You mention NPEs as "general failure". It might not be. It might be a misconfiguration or bad data sent from a bad user, not programmer errors (Some may argue that it is a programmer error to not account for that possibility, but that's not the point here). Is an IO exception a "general failure"? It might mean either that you need to use a backup connection (simple recovery), or someone ripped out the network adapter from a live system (not that simple to recover from). None of your classes, save the very last thread exception handler can decide whether the app can recover from something or not.

If you change the caller code to deal with some type of exception that was previously "unrecoverable", how do you know that you need to change the part that throws this exception?
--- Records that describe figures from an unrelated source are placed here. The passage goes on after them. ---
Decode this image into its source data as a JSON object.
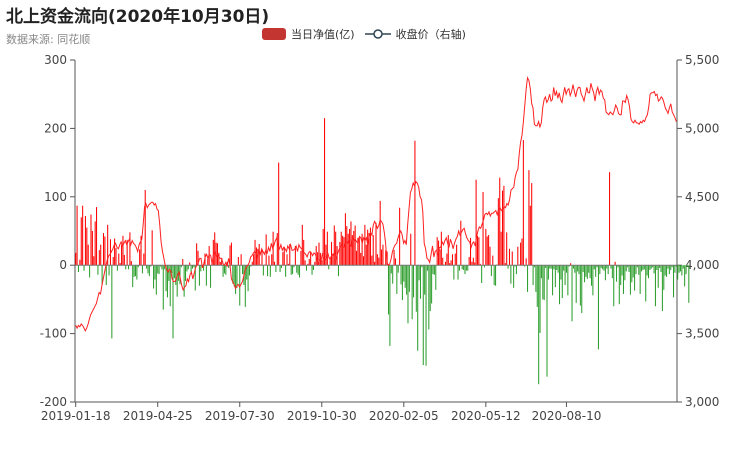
{
  "title": "北上资金流向(2020年10月30日)",
  "subtitle": "数据来源: 同花顺",
  "legend": {
    "bar_label": "当日净值(亿)",
    "line_label": "收盘价（右轴)"
  },
  "colors": {
    "positive": "#ff0000",
    "negative": "#2e9e2e",
    "line": "#ff2020",
    "legend_bar": "#c23531",
    "legend_line": "#2f4554",
    "axis": "#555555"
  },
  "chart_data": {
    "type": "bar",
    "title": "北上资金流向(2020年10月30日)",
    "xlabel": "",
    "ylabel": "",
    "left_axis": {
      "min": -200,
      "max": 300,
      "ticks": [
        "300",
        "200",
        "100",
        "0",
        "-100",
        "-200"
      ],
      "tick_values": [
        300,
        200,
        100,
        0,
        -100,
        -200
      ]
    },
    "right_axis": {
      "min": 3000,
      "max": 5500,
      "ticks": [
        "5,500",
        "5,000",
        "4,500",
        "4,000",
        "3,500",
        "3,000"
      ],
      "tick_values": [
        5500,
        5000,
        4500,
        4000,
        3500,
        3000
      ]
    },
    "x_ticks": [
      "2019-01-18",
      "2019-04-25",
      "2019-07-30",
      "2019-10-30",
      "2020-02-05",
      "2020-05-12",
      "2020-08-10"
    ],
    "x_tick_index": [
      0,
      59,
      118,
      177,
      236,
      295,
      353
    ],
    "num_days": 433,
    "series": [
      {
        "name": "当日净值(亿)",
        "kind": "bar",
        "values": [
          18,
          87,
          -10,
          8,
          70,
          87,
          -8,
          72,
          55,
          30,
          -18,
          74,
          50,
          13,
          64,
          85,
          -14,
          22,
          30,
          -28,
          47,
          42,
          -29,
          59,
          -15,
          38,
          -107,
          12,
          39,
          25,
          -8,
          17,
          3,
          30,
          43,
          15,
          -6,
          37,
          -6,
          48,
          6,
          -32,
          -17,
          -16,
          -21,
          -3,
          23,
          43,
          -12,
          17,
          110,
          -5,
          -12,
          -16,
          -2,
          51,
          -34,
          -21,
          -43,
          -12,
          -13,
          -2,
          -6,
          -65,
          -6,
          -38,
          -47,
          -23,
          -60,
          -12,
          -107,
          -19,
          -29,
          -46,
          -23,
          -28,
          -3,
          9,
          -46,
          -23,
          -9,
          -6,
          4,
          -10,
          -5,
          -3,
          -37,
          32,
          21,
          -30,
          -9,
          -1,
          -8,
          17,
          -30,
          9,
          28,
          -33,
          3,
          37,
          48,
          33,
          32,
          18,
          5,
          10,
          -17,
          -12,
          -14,
          5,
          -4,
          29,
          33,
          -27,
          -31,
          -42,
          -33,
          12,
          -59,
          16,
          -13,
          -29,
          -61,
          -21,
          -38,
          -15,
          -2,
          5,
          16,
          37,
          26,
          24,
          31,
          1,
          22,
          -15,
          1,
          45,
          -16,
          14,
          -17,
          16,
          49,
          5,
          -10,
          47,
          150,
          -10,
          -4,
          19,
          27,
          -17,
          16,
          2,
          31,
          -14,
          -13,
          -3,
          28,
          -11,
          -14,
          -18,
          21,
          59,
          37,
          7,
          -8,
          2,
          9,
          20,
          -14,
          -7,
          5,
          28,
          19,
          33,
          18,
          7,
          53,
          215,
          30,
          49,
          -6,
          11,
          34,
          17,
          58,
          49,
          28,
          -16,
          34,
          49,
          43,
          41,
          76,
          57,
          46,
          53,
          64,
          44,
          50,
          58,
          21,
          40,
          41,
          18,
          46,
          13,
          59,
          30,
          52,
          47,
          55,
          14,
          44,
          5,
          62,
          16,
          11,
          94,
          23,
          30,
          1,
          22,
          20,
          -72,
          -118,
          -12,
          -27,
          22,
          10,
          -42,
          -11,
          84,
          -28,
          -51,
          -24,
          -33,
          -43,
          -85,
          -39,
          46,
          -79,
          -47,
          182,
          -68,
          -125,
          -22,
          -49,
          -3,
          -146,
          -43,
          -147,
          -8,
          -94,
          -67,
          -56,
          -13,
          -14,
          -36,
          41,
          36,
          23,
          49,
          11,
          1,
          5,
          17,
          44,
          3,
          7,
          16,
          -21,
          17,
          30,
          -21,
          -8,
          65,
          -6,
          -7,
          -13,
          -8,
          -8,
          12,
          40,
          5,
          11,
          4,
          125,
          43,
          41,
          2,
          -26,
          107,
          -3,
          53,
          42,
          44,
          27,
          -16,
          14,
          -29,
          -30,
          1,
          98,
          128,
          49,
          109,
          116,
          3,
          48,
          -5,
          24,
          -27,
          20,
          -33,
          -2,
          -13,
          27,
          1,
          33,
          39,
          183,
          -2,
          10,
          -39,
          139,
          87,
          120,
          -29,
          -3,
          -39,
          -61,
          -174,
          -99,
          -19,
          -50,
          -51,
          -4,
          -163,
          -21,
          -5,
          -5,
          -44,
          -6,
          -32,
          -7,
          -11,
          -57,
          -21,
          -48,
          -8,
          -29,
          -11,
          -44,
          -2,
          3,
          -82,
          -5,
          -11,
          -55,
          -9,
          -13,
          -59,
          -70,
          -10,
          -25,
          -17,
          -20,
          -11,
          -19,
          -30,
          -44,
          -6,
          -17,
          -3,
          -123,
          -13,
          -4,
          -6,
          -8,
          -22,
          -5,
          -13,
          136,
          -5,
          -19,
          -60,
          5,
          -24,
          -3,
          -57,
          -29,
          -15,
          -42,
          -22,
          -9,
          -3,
          -10,
          -43,
          -25,
          -18,
          -37,
          -13,
          -3,
          -14,
          -42,
          -9,
          -7,
          -6,
          -53,
          -15,
          -19,
          -7,
          -5,
          -3,
          -12,
          -60,
          -7,
          -33,
          -4,
          -10,
          -67,
          -36,
          -15,
          -17,
          -5,
          -13,
          -7,
          -3,
          -47,
          -11,
          -2,
          -21,
          -11,
          -9,
          -15,
          -5,
          -31,
          -13,
          -2,
          -55
        ]
      },
      {
        "name": "收盘价（右轴)",
        "kind": "line",
        "axis": "right",
        "values": [
          3560,
          3540,
          3560,
          3550,
          3570,
          3560,
          3540,
          3520,
          3540,
          3570,
          3610,
          3640,
          3660,
          3680,
          3700,
          3720,
          3760,
          3800,
          3790,
          3850,
          3900,
          3950,
          4000,
          4040,
          4070,
          4080,
          4100,
          4120,
          4150,
          4160,
          4130,
          4120,
          4150,
          4170,
          4140,
          4160,
          4180,
          4150,
          4170,
          4190,
          4150,
          4180,
          4160,
          4150,
          4130,
          4100,
          4150,
          4170,
          4190,
          4300,
          4430,
          4450,
          4420,
          4440,
          4450,
          4460,
          4460,
          4440,
          4450,
          4410,
          4400,
          4300,
          4170,
          4100,
          4050,
          4000,
          3970,
          3950,
          3970,
          3960,
          3900,
          3880,
          3880,
          3900,
          3930,
          3950,
          3900,
          3850,
          3820,
          3840,
          3850,
          3900,
          3880,
          3930,
          3950,
          3900,
          3940,
          3980,
          4000,
          4020,
          4050,
          4050,
          3980,
          4010,
          4060,
          4080,
          4050,
          4080,
          4070,
          4010,
          4080,
          4100,
          4060,
          4080,
          4060,
          4050,
          4050,
          4010,
          4000,
          4020,
          3990,
          4050,
          4000,
          3900,
          3880,
          3860,
          3830,
          3850,
          3860,
          3840,
          3860,
          3880,
          3920,
          3960,
          3990,
          4000,
          4020,
          4060,
          4070,
          4090,
          4100,
          4090,
          4060,
          4110,
          4080,
          4120,
          4100,
          4080,
          4110,
          4090,
          4130,
          4100,
          4160,
          4120,
          4150,
          4180,
          4200,
          4140,
          4120,
          4150,
          4110,
          4130,
          4120,
          4100,
          4140,
          4120,
          4150,
          4110,
          4110,
          4120,
          4140,
          4100,
          4150,
          4130,
          4120,
          4100,
          4090,
          4080,
          4060,
          4090,
          4100,
          4090,
          4070,
          4090,
          4080,
          4050,
          4010,
          4040,
          4030,
          4080,
          4050,
          4040,
          4050,
          4090,
          4050,
          4050,
          4080,
          4070,
          4100,
          4050,
          4080,
          4110,
          4130,
          4150,
          4130,
          4130,
          4170,
          4160,
          4180,
          4150,
          4130,
          4200,
          4180,
          4190,
          4170,
          4160,
          4210,
          4200,
          4160,
          4200,
          4180,
          4200,
          4150,
          4210,
          4240,
          4220,
          4290,
          4320,
          4300,
          4270,
          4290,
          4330,
          4320,
          4300,
          4240,
          4160,
          4020,
          4000,
          4010,
          4050,
          4100,
          4130,
          4150,
          4160,
          4200,
          4230,
          4250,
          4220,
          4160,
          4180,
          4150,
          4300,
          4420,
          4530,
          4560,
          4600,
          4580,
          4610,
          4600,
          4570,
          4500,
          4480,
          4390,
          4160,
          4120,
          4050,
          4040,
          4020,
          4080,
          4140,
          4060,
          4100,
          4110,
          4080,
          4130,
          4130,
          4170,
          4150,
          4180,
          4200,
          4160,
          4130,
          4190,
          4160,
          4120,
          4160,
          4190,
          4210,
          4250,
          4220,
          4240,
          4260,
          4270,
          4230,
          4200,
          4180,
          4170,
          4130,
          4160,
          4170,
          4140,
          4210,
          4250,
          4280,
          4270,
          4300,
          4330,
          4370,
          4380,
          4370,
          4390,
          4360,
          4380,
          4380,
          4390,
          4400,
          4370,
          4410,
          4420,
          4400,
          4410,
          4430,
          4420,
          4450,
          4440,
          4480,
          4550,
          4560,
          4570,
          4640,
          4680,
          4700,
          4820,
          4900,
          4950,
          5050,
          5170,
          5290,
          5370,
          5350,
          5290,
          5180,
          5150,
          5030,
          5020,
          5020,
          5050,
          5010,
          5040,
          5150,
          5210,
          5230,
          5190,
          5210,
          5250,
          5200,
          5210,
          5300,
          5240,
          5270,
          5220,
          5260,
          5210,
          5190,
          5250,
          5300,
          5250,
          5280,
          5290,
          5240,
          5270,
          5320,
          5270,
          5230,
          5280,
          5300,
          5300,
          5250,
          5230,
          5200,
          5250,
          5300,
          5260,
          5260,
          5330,
          5290,
          5260,
          5200,
          5270,
          5300,
          5250,
          5280,
          5270,
          5220,
          5210,
          5120,
          5110,
          5100,
          5120,
          5110,
          5100,
          5130,
          5170,
          5150,
          5110,
          5100,
          5100,
          5200,
          5200,
          5190,
          5240,
          5210,
          5160,
          5070,
          5050,
          5040,
          5060,
          5040,
          5040,
          5030,
          5050,
          5040,
          5060,
          5050,
          5080,
          5100,
          5160,
          5250,
          5260,
          5260,
          5270,
          5240,
          5250,
          5200,
          5210,
          5230,
          5220,
          5190,
          5150,
          5130,
          5110,
          5150,
          5180,
          5120,
          5100,
          5080,
          5050
        ]
      }
    ]
  }
}
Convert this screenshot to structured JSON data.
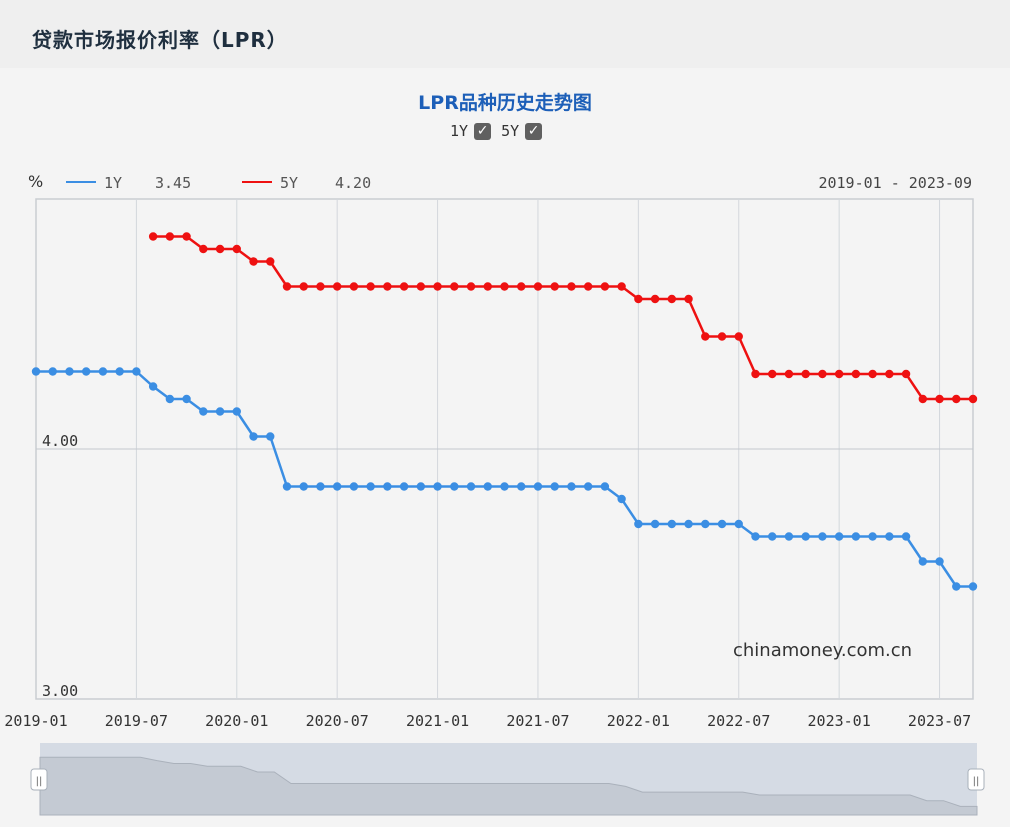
{
  "page": {
    "title": "贷款市场报价利率（LPR）"
  },
  "chart_data": {
    "type": "line",
    "title": "LPR品种历史走势图",
    "unit_label": "%",
    "date_range": "2019-01 - 2023-09",
    "watermark": "chinamoney.com.cn",
    "ylim": [
      3.0,
      5.0
    ],
    "y_ticks": [
      "4.00",
      "3.00"
    ],
    "x_ticks": [
      "2019-01",
      "2019-07",
      "2020-01",
      "2020-07",
      "2021-01",
      "2021-07",
      "2022-01",
      "2022-07",
      "2023-01",
      "2023-07"
    ],
    "x": [
      "2019-01",
      "2019-02",
      "2019-03",
      "2019-04",
      "2019-05",
      "2019-06",
      "2019-07",
      "2019-08",
      "2019-09",
      "2019-10",
      "2019-11",
      "2019-12",
      "2020-01",
      "2020-02",
      "2020-03",
      "2020-04",
      "2020-05",
      "2020-06",
      "2020-07",
      "2020-08",
      "2020-09",
      "2020-10",
      "2020-11",
      "2020-12",
      "2021-01",
      "2021-02",
      "2021-03",
      "2021-04",
      "2021-05",
      "2021-06",
      "2021-07",
      "2021-08",
      "2021-09",
      "2021-10",
      "2021-11",
      "2021-12",
      "2022-01",
      "2022-02",
      "2022-03",
      "2022-04",
      "2022-05",
      "2022-06",
      "2022-07",
      "2022-08",
      "2022-09",
      "2022-10",
      "2022-11",
      "2022-12",
      "2023-01",
      "2023-02",
      "2023-03",
      "2023-04",
      "2023-05",
      "2023-06",
      "2023-07",
      "2023-08",
      "2023-09"
    ],
    "series": [
      {
        "name": "1Y",
        "latest": "3.45",
        "color": "#3b8ee3",
        "values": [
          4.31,
          4.31,
          4.31,
          4.31,
          4.31,
          4.31,
          4.31,
          4.25,
          4.2,
          4.2,
          4.15,
          4.15,
          4.15,
          4.05,
          4.05,
          3.85,
          3.85,
          3.85,
          3.85,
          3.85,
          3.85,
          3.85,
          3.85,
          3.85,
          3.85,
          3.85,
          3.85,
          3.85,
          3.85,
          3.85,
          3.85,
          3.85,
          3.85,
          3.85,
          3.85,
          3.8,
          3.7,
          3.7,
          3.7,
          3.7,
          3.7,
          3.7,
          3.7,
          3.65,
          3.65,
          3.65,
          3.65,
          3.65,
          3.65,
          3.65,
          3.65,
          3.65,
          3.65,
          3.55,
          3.55,
          3.45,
          3.45
        ]
      },
      {
        "name": "5Y",
        "latest": "4.20",
        "color": "#ee1111",
        "values": [
          null,
          null,
          null,
          null,
          null,
          null,
          null,
          4.85,
          4.85,
          4.85,
          4.8,
          4.8,
          4.8,
          4.75,
          4.75,
          4.65,
          4.65,
          4.65,
          4.65,
          4.65,
          4.65,
          4.65,
          4.65,
          4.65,
          4.65,
          4.65,
          4.65,
          4.65,
          4.65,
          4.65,
          4.65,
          4.65,
          4.65,
          4.65,
          4.65,
          4.65,
          4.6,
          4.6,
          4.6,
          4.6,
          4.45,
          4.45,
          4.45,
          4.3,
          4.3,
          4.3,
          4.3,
          4.3,
          4.3,
          4.3,
          4.3,
          4.3,
          4.3,
          4.2,
          4.2,
          4.2,
          4.2
        ]
      }
    ],
    "grid": true,
    "legend": "top-left",
    "navigator": {
      "handle_glyph": "||"
    }
  }
}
The other point I disagree with you on is:

...inheriting from RuntimeException...

...should be passed back to the users of the API since they are expecting them...

I don't think this is a good usage of unchecked exceptions.

If the users of the API are supposed to be expecting these exceptions, why not make them checked and enforce it? Then unchecked exceptions will propagate all the way up and may be logged in a specific way - that will mean exactly what you want - None of the calling code was expecting or could deal with this exception. While "expected" exceptions will have to be dealt with, even if the calling code insists that all it does is log it (or even silently swallows it).

This has the extra benefit that API changes are documented! You can add more "expected exceptions" if they are runtime - and none will notice until it's already live! Whilst with checked once you won't be able to compile if you don't deal with the situation.